Читаем Русский параноидальный роман полностью

Судьба – это не то, что происходит, но то, что сбывается в абсолютном финале. Будущее как конечная гибель, катастрофа, по Бахтину, черта эпоса, а не романа[144]: «Роман Достоевского есть роман катастрофический, потому что все его развитие спешит к трагической катастрофе», – говорит Вяч. Иванов[145]. Катастрофа утяжеляет вес событий, просвечивает сквозь них. Вторгается в психологическое развитие, которое изображается «также сплошь катастрофическими толчками, порывистыми и исступленными доказательствами и разоблачениями, на людях, в самом действии…»[146] Предваряется в «карикатурах», «сценах скандала» «в тот период, когда истинно катастрофическое еще не созрело и наступить не может»[147].

Очевидно, сколь проникнута эта характеристика духом нового времени и отражает прежде всего поэтику наследников Достоевского. Устремленность к конечной гибели, ее заданность, ее предварение в намеках и репетициях – черта символистского эсхатологического романа. В нем живет тот ритм, который описан Ивановым. Концовка открыта, но и предрешена. Все, что должно свершиться, уже свершилось.

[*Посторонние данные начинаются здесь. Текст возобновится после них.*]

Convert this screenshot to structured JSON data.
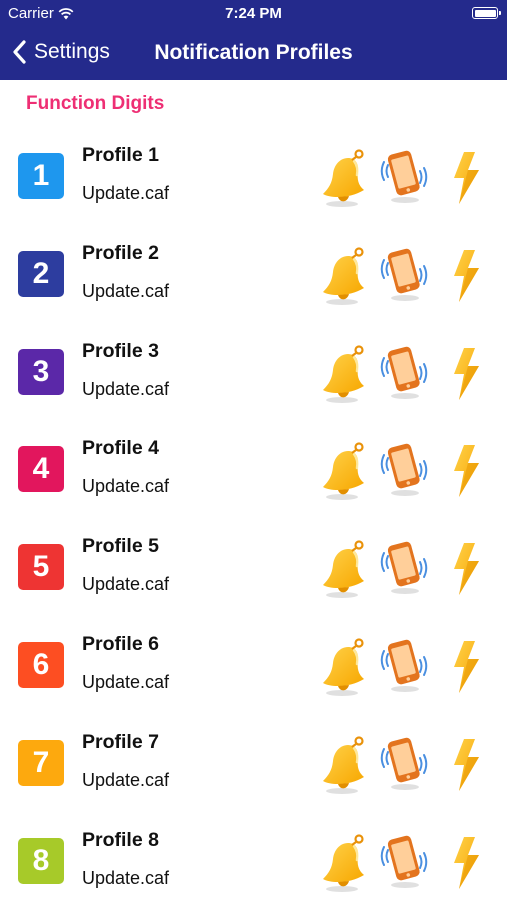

Обратим внимание еще на одну, чрезвычайно важную идею Иванова. Метафизический план Достоевского, говорит критик, требует для своего воплощения прихотливо выстроенную связность внешнего сюжета. Перипетии рассказа, «группируясь как бы в акты беспрестанно стремящейся вперед драмы, являются железными звеньями логической цепи, на которой висит, как некое планетное тело, основное событие…»[148]. Трещина, проходя внутри человеческого «я», должна быть овнешнена в конфликте, в столкновении персонажей, в преступлении.

То же говорит Вяч. Иванов о самой трагедии. Ее существо – стихийное, неоформленное: выход из себя, раздвоение единства, душевная аномалия. Однако, раскрываясь в драматическом действии, она, аномалия, являет себя в «разумной сознательности»: противоборстве сторон, его последовательном развертывании. И далее знаменательная параллель: «Попытка удержать формально-рассудочные способности и особенная приверженность к процессам последовательного мышления недаром бывают сопутствующими признаками при нарушении умственного и душевного равновесия» (курсив мой. – О.С.)[149].

Так, начало искусства, или аполлоническое, вводит в берега безумное, оформляет, делает осознаваемым, наподобие того, как это бывает в душевной болезни, симптом которой – особая связность, особая логика. Клиника как аналог эстетики в духе времени, в духе Ницше, любившего рецепты душевного здоровья. Аполлоническое – компенсаторно, оно удерживает исчезновение и распад, оно подобно устроительному началу бреда – собирает разлетающийся мир и всему находит место.

Два полюса: распадения и отстройки, смешивания и дискретности явлены и в том романе, который мы назвали параноидальным. Андрей Белый символизировал их как «рой» и «строй»[150]. Как не раз замечалось, эти начала в истории идей восходят к ницшевским богам, Дионису и Аполлону. Но их противопоставление, или конфликтное единство, живет в культуре, в ней открыл его Ницше. Может быть, оно выходит на поверхность на стыке традиций, когда «старый» повествовательный строй «силится» упорядочить пронзающий его новейший хаос. Ибо, как рассуждает В. Паперный, формы психологического романа, эти «классические» «воплощения» «персоналистического духа 19 века» «еще сохранялись» в новую эпоху символистской стихийности, символистского сверх-я. «Однако они (эти формы. – О.С.) подтачивались со всех сторон, потому что видение, выразить которое они были призваны, в них уже не умещалось»[151].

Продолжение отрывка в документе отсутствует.